In a short but by no means sweet film, there is little emphasis on the importance of dialogue between characters, with the story being told through actions and emotions rather than on-the-nose exclamations. The soundtrack is cultural and relevant to the location of each scene, aiding the mood and ambience of each passing shot. But the breadth of plot is slightly narrow despite efforts to thicken the narrative web with crumbling family relationships and alcohol abuse, and there are a few scenes of dramatic cliché that attempt to raise the level of danger, but leave us questioning the relevance and necessity of them in the story arc.

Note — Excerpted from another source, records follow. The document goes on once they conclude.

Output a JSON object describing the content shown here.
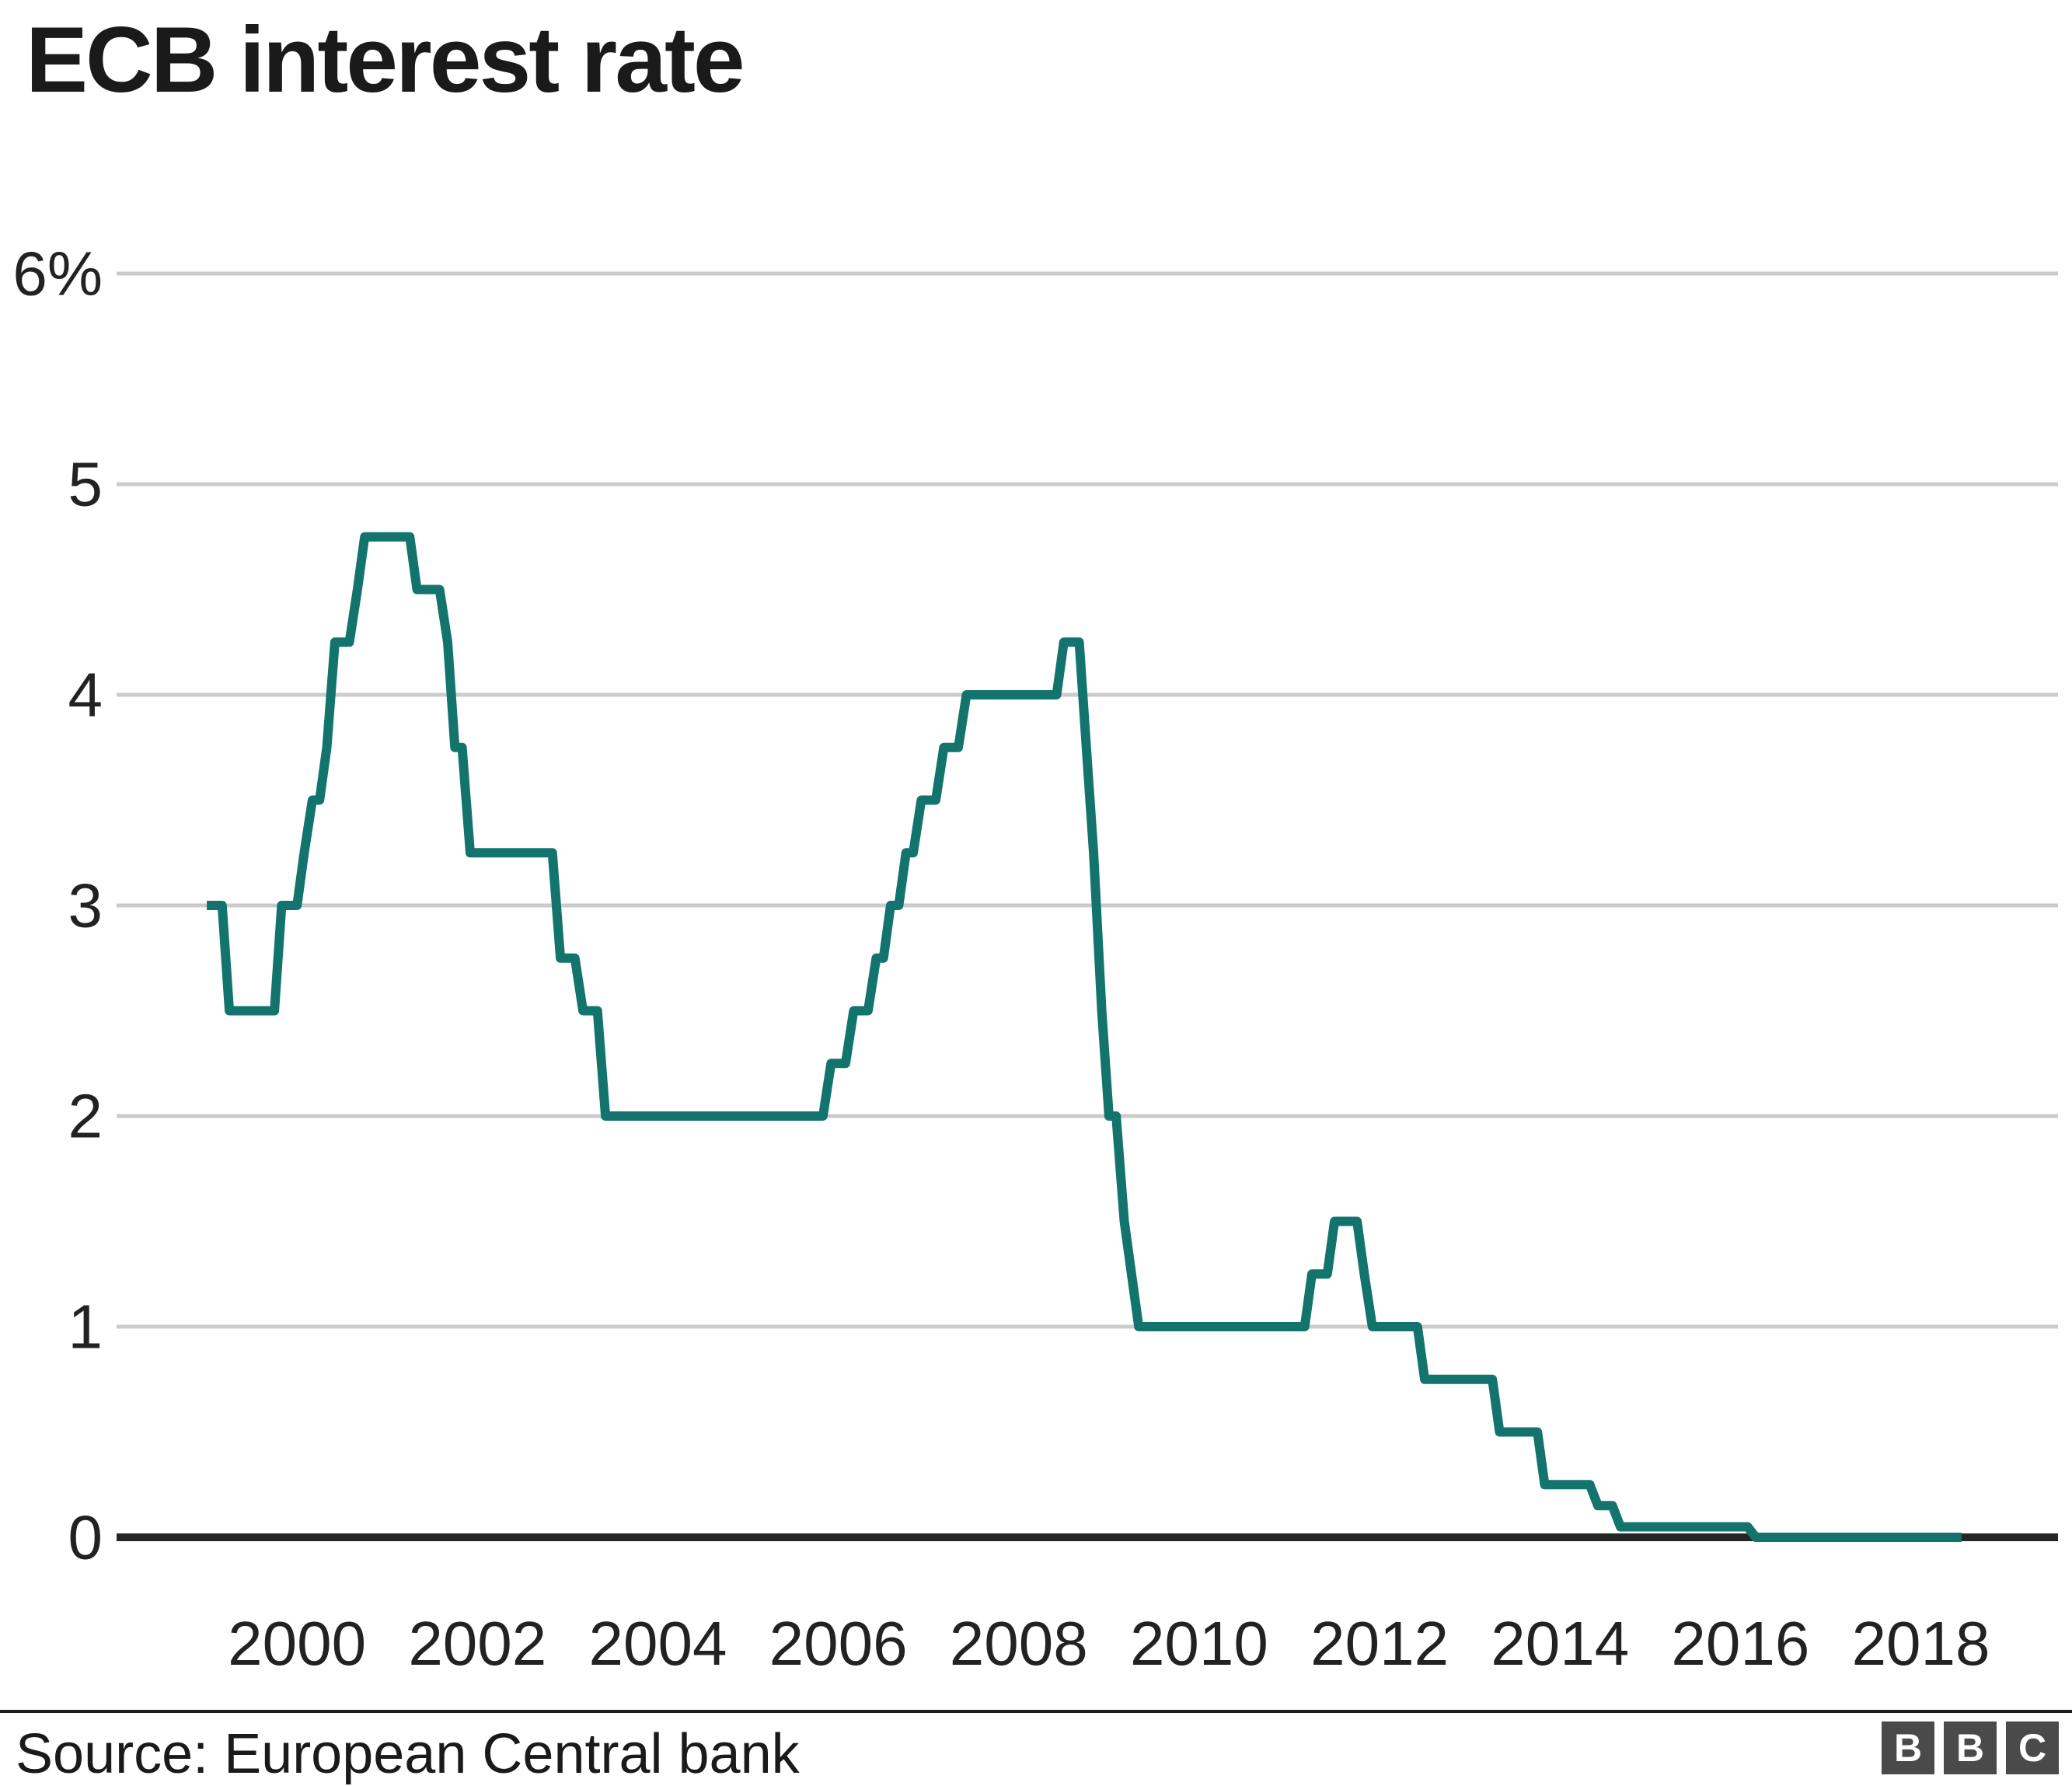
{
  "header": {
    "title": "ECB interest rate"
  },
  "footer": {
    "source": "Source: European Central bank",
    "logo_letters": [
      "B",
      "B",
      "C"
    ]
  },
  "colors": {
    "line": "#13736D",
    "grid": "#cbcbcb",
    "axis": "#262626",
    "text": "#222222",
    "title_text": "#1a1a1a",
    "divider": "#1f1f1f",
    "logo_bg": "#4a4a4a",
    "logo_text": "#ffffff"
  },
  "chart_data": {
    "type": "line",
    "title": "ECB interest rate",
    "unit": "%",
    "grid": true,
    "x_axis": {
      "min": 1998,
      "max": 2019.52,
      "tick_years": [
        2000,
        2002,
        2004,
        2006,
        2008,
        2010,
        2012,
        2014,
        2016,
        2018
      ]
    },
    "y_axis": {
      "min": 0,
      "max": 6,
      "ticks": [
        {
          "value": 0,
          "label": "0"
        },
        {
          "value": 1,
          "label": "1"
        },
        {
          "value": 2,
          "label": "2"
        },
        {
          "value": 3,
          "label": "3"
        },
        {
          "value": 4,
          "label": "4"
        },
        {
          "value": 5,
          "label": "5"
        },
        {
          "value": 6,
          "label": "6%"
        }
      ]
    },
    "series": [
      {
        "points": [
          [
            1999.0,
            3.0
          ],
          [
            1999.17,
            3.0
          ],
          [
            1999.25,
            2.5
          ],
          [
            1999.75,
            2.5
          ],
          [
            1999.83,
            3.0
          ],
          [
            2000.0,
            3.0
          ],
          [
            2000.08,
            3.25
          ],
          [
            2000.17,
            3.5
          ],
          [
            2000.25,
            3.5
          ],
          [
            2000.33,
            3.75
          ],
          [
            2000.42,
            4.25
          ],
          [
            2000.58,
            4.25
          ],
          [
            2000.67,
            4.5
          ],
          [
            2000.75,
            4.75
          ],
          [
            2001.25,
            4.75
          ],
          [
            2001.33,
            4.5
          ],
          [
            2001.58,
            4.5
          ],
          [
            2001.67,
            4.25
          ],
          [
            2001.75,
            3.75
          ],
          [
            2001.83,
            3.75
          ],
          [
            2001.92,
            3.25
          ],
          [
            2002.83,
            3.25
          ],
          [
            2002.92,
            2.75
          ],
          [
            2003.08,
            2.75
          ],
          [
            2003.17,
            2.5
          ],
          [
            2003.33,
            2.5
          ],
          [
            2003.42,
            2.0
          ],
          [
            2005.83,
            2.0
          ],
          [
            2005.92,
            2.25
          ],
          [
            2006.08,
            2.25
          ],
          [
            2006.17,
            2.5
          ],
          [
            2006.33,
            2.5
          ],
          [
            2006.42,
            2.75
          ],
          [
            2006.5,
            2.75
          ],
          [
            2006.58,
            3.0
          ],
          [
            2006.67,
            3.0
          ],
          [
            2006.75,
            3.25
          ],
          [
            2006.83,
            3.25
          ],
          [
            2006.92,
            3.5
          ],
          [
            2007.08,
            3.5
          ],
          [
            2007.17,
            3.75
          ],
          [
            2007.33,
            3.75
          ],
          [
            2007.42,
            4.0
          ],
          [
            2008.42,
            4.0
          ],
          [
            2008.5,
            4.25
          ],
          [
            2008.67,
            4.25
          ],
          [
            2008.75,
            3.75
          ],
          [
            2008.83,
            3.25
          ],
          [
            2008.92,
            2.5
          ],
          [
            2009.0,
            2.0
          ],
          [
            2009.08,
            2.0
          ],
          [
            2009.17,
            1.5
          ],
          [
            2009.25,
            1.25
          ],
          [
            2009.33,
            1.0
          ],
          [
            2011.17,
            1.0
          ],
          [
            2011.25,
            1.25
          ],
          [
            2011.42,
            1.25
          ],
          [
            2011.5,
            1.5
          ],
          [
            2011.75,
            1.5
          ],
          [
            2011.83,
            1.25
          ],
          [
            2011.92,
            1.0
          ],
          [
            2012.42,
            1.0
          ],
          [
            2012.5,
            0.75
          ],
          [
            2013.25,
            0.75
          ],
          [
            2013.33,
            0.5
          ],
          [
            2013.75,
            0.5
          ],
          [
            2013.83,
            0.25
          ],
          [
            2014.33,
            0.25
          ],
          [
            2014.42,
            0.15
          ],
          [
            2014.58,
            0.15
          ],
          [
            2014.67,
            0.05
          ],
          [
            2016.08,
            0.05
          ],
          [
            2016.17,
            0.0
          ],
          [
            2018.45,
            0.0
          ]
        ]
      }
    ],
    "layout_hints": {
      "plot_left": 150,
      "plot_right": 2648,
      "plot_top": 352,
      "plot_bottom": 1978,
      "grid_stroke": 5,
      "axis_stroke": 10,
      "line_stroke": 12,
      "y_label_right_x": 132,
      "x_label_baseline_y": 2142,
      "legend": "none"
    }
  }
}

There is a greater meaning to the film’s title: The Flood symbolises more than just the flood of people surging across Europe and the English Channel. The drowning of lives, liberty and freedom as asylum applications are refused is a very real problem facing governments today, leading to very deep and dark subject matter for this film, and something difficult to portray without beginning to present a political motif. One might wonder if the script may have worked more effectively as a two-part drama for TV rather than a heavy 98-minute feature film.
Guy Lambert
The Flood is released in select cinemas and on demand on 21st June 2019.